There’s a quote from Micheal Pollan on psychedelics’ effect on the mind. It goes something like this: Imagine your brain as a snow-covered hill and your thoughts as sleds, carving paths down the mountain. The more a thought repeats, the deeper the tracks become. Eventually, you’re always taking those same paths. Psychedelics are like fresh snowfall. Smoothing out the grooves, allowing the mind to create new pathways and travel in new directions.
I won’t get into the neuro-mechanics of it, but psychedelics can help quiet parts of the brain where some of our most neurotic and ego-based thoughts live. And they increase “neuroplasticity” — the ability of the brain to form new neural connections. To learn. New neurons firing together and wiring together.

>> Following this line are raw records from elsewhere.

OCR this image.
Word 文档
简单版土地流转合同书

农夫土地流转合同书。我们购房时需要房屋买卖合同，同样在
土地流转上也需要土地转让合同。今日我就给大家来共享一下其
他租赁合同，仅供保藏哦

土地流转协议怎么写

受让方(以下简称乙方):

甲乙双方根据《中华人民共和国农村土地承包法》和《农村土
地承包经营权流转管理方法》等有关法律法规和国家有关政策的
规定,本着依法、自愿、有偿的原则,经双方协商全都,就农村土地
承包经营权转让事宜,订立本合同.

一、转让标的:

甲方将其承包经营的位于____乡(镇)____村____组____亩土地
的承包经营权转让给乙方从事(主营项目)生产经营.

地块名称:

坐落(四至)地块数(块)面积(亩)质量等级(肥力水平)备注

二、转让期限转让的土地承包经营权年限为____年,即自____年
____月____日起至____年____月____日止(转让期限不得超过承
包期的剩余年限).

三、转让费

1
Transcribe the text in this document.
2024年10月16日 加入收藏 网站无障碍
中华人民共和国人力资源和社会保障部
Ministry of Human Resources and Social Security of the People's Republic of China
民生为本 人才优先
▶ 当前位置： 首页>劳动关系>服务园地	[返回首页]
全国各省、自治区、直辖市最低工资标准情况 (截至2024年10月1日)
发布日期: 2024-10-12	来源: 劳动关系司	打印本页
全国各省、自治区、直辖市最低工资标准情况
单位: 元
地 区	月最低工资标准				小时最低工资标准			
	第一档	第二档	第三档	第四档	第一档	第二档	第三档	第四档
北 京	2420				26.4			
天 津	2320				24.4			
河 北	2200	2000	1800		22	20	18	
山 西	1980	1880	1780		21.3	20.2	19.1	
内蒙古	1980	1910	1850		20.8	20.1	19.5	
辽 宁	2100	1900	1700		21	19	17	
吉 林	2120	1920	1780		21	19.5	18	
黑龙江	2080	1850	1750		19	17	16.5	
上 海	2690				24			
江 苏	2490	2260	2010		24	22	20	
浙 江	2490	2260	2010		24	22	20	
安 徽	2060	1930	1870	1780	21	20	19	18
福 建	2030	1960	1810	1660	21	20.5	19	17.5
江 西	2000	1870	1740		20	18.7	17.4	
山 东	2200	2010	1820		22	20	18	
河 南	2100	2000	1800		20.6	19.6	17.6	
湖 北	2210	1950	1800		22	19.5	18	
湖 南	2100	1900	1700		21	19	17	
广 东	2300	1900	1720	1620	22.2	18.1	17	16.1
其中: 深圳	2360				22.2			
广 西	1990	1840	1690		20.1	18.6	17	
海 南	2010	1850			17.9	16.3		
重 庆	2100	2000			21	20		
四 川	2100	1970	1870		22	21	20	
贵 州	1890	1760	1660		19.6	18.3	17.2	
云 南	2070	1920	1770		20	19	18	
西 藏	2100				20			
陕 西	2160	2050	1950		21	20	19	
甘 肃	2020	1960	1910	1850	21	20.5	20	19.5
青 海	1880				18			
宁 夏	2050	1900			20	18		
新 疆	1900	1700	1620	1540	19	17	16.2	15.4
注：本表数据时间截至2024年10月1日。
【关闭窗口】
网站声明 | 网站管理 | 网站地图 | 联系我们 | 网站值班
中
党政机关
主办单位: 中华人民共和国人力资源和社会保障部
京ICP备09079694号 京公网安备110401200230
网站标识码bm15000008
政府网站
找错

When people ask me about microdosing and psychedelics, I sometimes use my fancy writer’s voice and say that it “gives me better access to the present moment”. I’m able to go into the database and retrieve the silence. To be here, sitting here, in this moment, and not experiencing life through whatever fucked up filter my mind has constructed for itself.
It’s a wonderful reminder of what’s possible. Yet it’s brief. And fleeting. And soon I’m back in the battle.
But I’m learning. I can feel it. With every step along the path. Every vulnerable conversation. Every downward dog. Every moment taken to check-in. To return to the breath. To see the person in front of me. To remember.
Even by writing these words I’m remembering. And re-learning. Teaching my mind, my lovely, terrible, vicious, scared, fragile, courageous mind — that there is another way.
Come. See. Take a moment. You remember. Look how beautiful it is.